第十七章

    “父皇您误会了,儿臣不是为了苏泽出宫,而是为了……”

    齐治越说越生气,根本不愿意听齐元缨解释,直接甩手将桌上的一封折子甩出来丢到齐元缨脚边。

    “你好好看看,看看苏泽都做了些什么!”

    齐元缨弯腰捡起脚边的折子。

    折子上赫然写着:冬月十五,西境之地疑有前朝余孽起兵作乱,西境城防军暂已压制,捕获部分乱党。另有部分党羽逃窜,城防军业已着手追捕。

    齐元缨怔然道:“这……与苏泽有关?”

    “怎会无关?苏泽前脚逃出宫,西境后脚便出了这样的事,如何敢说与他无关?”

    可苏泽虽是前朝余孽不假,但他并非皇族中人,便是造反,也轮不到他做主,他顶多算个从犯而已。

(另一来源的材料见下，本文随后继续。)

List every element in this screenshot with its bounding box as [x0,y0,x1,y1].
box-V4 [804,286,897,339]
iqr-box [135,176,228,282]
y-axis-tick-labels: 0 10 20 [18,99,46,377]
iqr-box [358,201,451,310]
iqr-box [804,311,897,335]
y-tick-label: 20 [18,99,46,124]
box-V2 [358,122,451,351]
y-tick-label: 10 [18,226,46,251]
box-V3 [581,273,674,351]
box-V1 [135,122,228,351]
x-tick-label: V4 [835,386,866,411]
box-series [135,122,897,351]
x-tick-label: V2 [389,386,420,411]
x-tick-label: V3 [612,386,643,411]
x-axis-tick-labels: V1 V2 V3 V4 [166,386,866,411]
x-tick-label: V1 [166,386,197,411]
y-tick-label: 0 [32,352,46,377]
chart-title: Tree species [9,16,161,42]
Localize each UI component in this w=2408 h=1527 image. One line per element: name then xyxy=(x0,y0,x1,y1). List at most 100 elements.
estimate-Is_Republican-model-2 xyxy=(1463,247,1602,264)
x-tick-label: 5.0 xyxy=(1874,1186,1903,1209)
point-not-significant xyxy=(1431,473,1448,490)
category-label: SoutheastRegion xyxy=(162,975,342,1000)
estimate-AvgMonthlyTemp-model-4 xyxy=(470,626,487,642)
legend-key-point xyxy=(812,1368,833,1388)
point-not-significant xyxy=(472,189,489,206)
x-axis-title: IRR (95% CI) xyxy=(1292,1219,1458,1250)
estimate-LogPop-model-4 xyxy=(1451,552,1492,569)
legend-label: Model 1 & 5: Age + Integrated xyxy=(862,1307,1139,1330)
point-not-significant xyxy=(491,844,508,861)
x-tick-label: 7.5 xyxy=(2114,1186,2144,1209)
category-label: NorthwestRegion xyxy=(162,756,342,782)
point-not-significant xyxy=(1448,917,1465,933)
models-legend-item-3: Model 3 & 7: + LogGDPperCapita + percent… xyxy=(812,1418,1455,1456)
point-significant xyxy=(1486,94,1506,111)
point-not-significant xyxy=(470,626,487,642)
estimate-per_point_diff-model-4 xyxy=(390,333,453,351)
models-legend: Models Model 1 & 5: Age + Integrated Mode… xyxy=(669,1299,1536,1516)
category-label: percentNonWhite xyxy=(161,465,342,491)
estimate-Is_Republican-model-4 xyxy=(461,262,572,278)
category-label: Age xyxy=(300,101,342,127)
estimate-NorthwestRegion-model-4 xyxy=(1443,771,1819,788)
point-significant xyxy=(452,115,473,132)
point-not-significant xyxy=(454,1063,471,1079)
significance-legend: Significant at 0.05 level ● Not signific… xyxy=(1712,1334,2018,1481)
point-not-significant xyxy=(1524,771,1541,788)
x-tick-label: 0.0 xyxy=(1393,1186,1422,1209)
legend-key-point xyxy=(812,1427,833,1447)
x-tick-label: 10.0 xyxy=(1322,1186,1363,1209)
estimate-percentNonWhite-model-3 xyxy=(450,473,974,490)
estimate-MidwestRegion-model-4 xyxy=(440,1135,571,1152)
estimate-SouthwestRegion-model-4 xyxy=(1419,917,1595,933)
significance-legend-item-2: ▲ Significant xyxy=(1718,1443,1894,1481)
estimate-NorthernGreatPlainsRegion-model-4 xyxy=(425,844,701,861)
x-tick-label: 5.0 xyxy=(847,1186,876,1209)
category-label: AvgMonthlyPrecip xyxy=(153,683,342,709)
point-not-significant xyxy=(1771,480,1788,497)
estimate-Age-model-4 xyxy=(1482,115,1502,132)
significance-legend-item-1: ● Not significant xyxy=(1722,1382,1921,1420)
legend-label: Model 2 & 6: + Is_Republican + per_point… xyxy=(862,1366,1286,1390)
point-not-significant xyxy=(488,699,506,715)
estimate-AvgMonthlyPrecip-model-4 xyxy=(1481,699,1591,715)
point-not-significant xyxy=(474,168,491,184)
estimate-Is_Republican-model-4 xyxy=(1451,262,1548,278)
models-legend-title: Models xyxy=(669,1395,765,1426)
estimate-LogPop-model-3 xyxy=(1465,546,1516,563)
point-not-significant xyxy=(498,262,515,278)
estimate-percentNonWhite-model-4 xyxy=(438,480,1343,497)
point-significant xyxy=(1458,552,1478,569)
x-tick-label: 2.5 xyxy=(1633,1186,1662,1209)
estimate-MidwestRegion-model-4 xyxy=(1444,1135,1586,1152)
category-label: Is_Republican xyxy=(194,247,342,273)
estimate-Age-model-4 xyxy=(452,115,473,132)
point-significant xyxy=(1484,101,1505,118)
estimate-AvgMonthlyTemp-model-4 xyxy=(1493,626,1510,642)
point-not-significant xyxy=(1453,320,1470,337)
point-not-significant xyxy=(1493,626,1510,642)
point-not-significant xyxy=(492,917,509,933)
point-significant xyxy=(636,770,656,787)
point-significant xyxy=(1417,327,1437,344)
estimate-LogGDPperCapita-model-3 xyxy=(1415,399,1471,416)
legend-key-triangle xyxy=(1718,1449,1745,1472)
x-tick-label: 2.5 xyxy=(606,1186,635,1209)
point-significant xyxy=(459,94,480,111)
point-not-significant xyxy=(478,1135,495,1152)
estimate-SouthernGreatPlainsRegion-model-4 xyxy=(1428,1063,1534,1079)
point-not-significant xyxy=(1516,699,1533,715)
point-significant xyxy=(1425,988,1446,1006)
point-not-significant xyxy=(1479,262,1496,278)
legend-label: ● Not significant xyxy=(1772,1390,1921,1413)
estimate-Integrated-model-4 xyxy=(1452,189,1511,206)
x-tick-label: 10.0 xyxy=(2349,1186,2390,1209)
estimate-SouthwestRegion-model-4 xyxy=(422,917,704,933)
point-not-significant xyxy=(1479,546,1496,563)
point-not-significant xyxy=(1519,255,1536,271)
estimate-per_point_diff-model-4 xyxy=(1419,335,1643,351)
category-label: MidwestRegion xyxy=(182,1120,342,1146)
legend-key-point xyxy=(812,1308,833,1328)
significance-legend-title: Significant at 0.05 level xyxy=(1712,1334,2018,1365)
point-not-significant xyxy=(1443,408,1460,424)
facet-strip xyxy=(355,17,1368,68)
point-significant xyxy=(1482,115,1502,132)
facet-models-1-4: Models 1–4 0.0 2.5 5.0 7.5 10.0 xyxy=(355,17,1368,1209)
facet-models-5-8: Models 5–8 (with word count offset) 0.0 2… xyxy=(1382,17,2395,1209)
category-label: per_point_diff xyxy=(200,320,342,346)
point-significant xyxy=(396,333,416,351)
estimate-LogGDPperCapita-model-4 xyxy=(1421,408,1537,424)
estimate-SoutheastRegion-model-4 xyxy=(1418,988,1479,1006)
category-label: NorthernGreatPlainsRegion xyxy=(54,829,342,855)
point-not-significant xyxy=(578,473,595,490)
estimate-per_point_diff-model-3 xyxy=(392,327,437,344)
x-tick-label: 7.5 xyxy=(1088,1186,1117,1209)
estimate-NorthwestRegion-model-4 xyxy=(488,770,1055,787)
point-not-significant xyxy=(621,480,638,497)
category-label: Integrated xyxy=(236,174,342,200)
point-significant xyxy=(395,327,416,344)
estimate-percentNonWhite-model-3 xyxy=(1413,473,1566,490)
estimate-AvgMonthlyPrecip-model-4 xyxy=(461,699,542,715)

    “父皇,擒贼先擒王。苏泽他并非前朝皇族中人,想来应该只是从犯,请父皇让儿臣去见见他,儿臣一定问个清楚。务必将前朝那些乱党揪出来,一网打尽。”

    听她这么说,齐治的眉心才稍有舒展。

    齐治道:“好,但你需记住。无论苏泽招不招,他都不能留。”

    “可是父皇,他毕竟是姑母唯一的孩子……”

    齐治眉心一拧,眼中散出幽暗的光:“元儿,父皇警告你,你心里的人是谁都可以,但他绝对不行。”

    齐元缨诞生那日,天降吉兆,齐国北部久旱逢甘霖,众人皆传齐元缨是齐国的福星,是以齐治对齐元缨的喜爱,更是不言而喻。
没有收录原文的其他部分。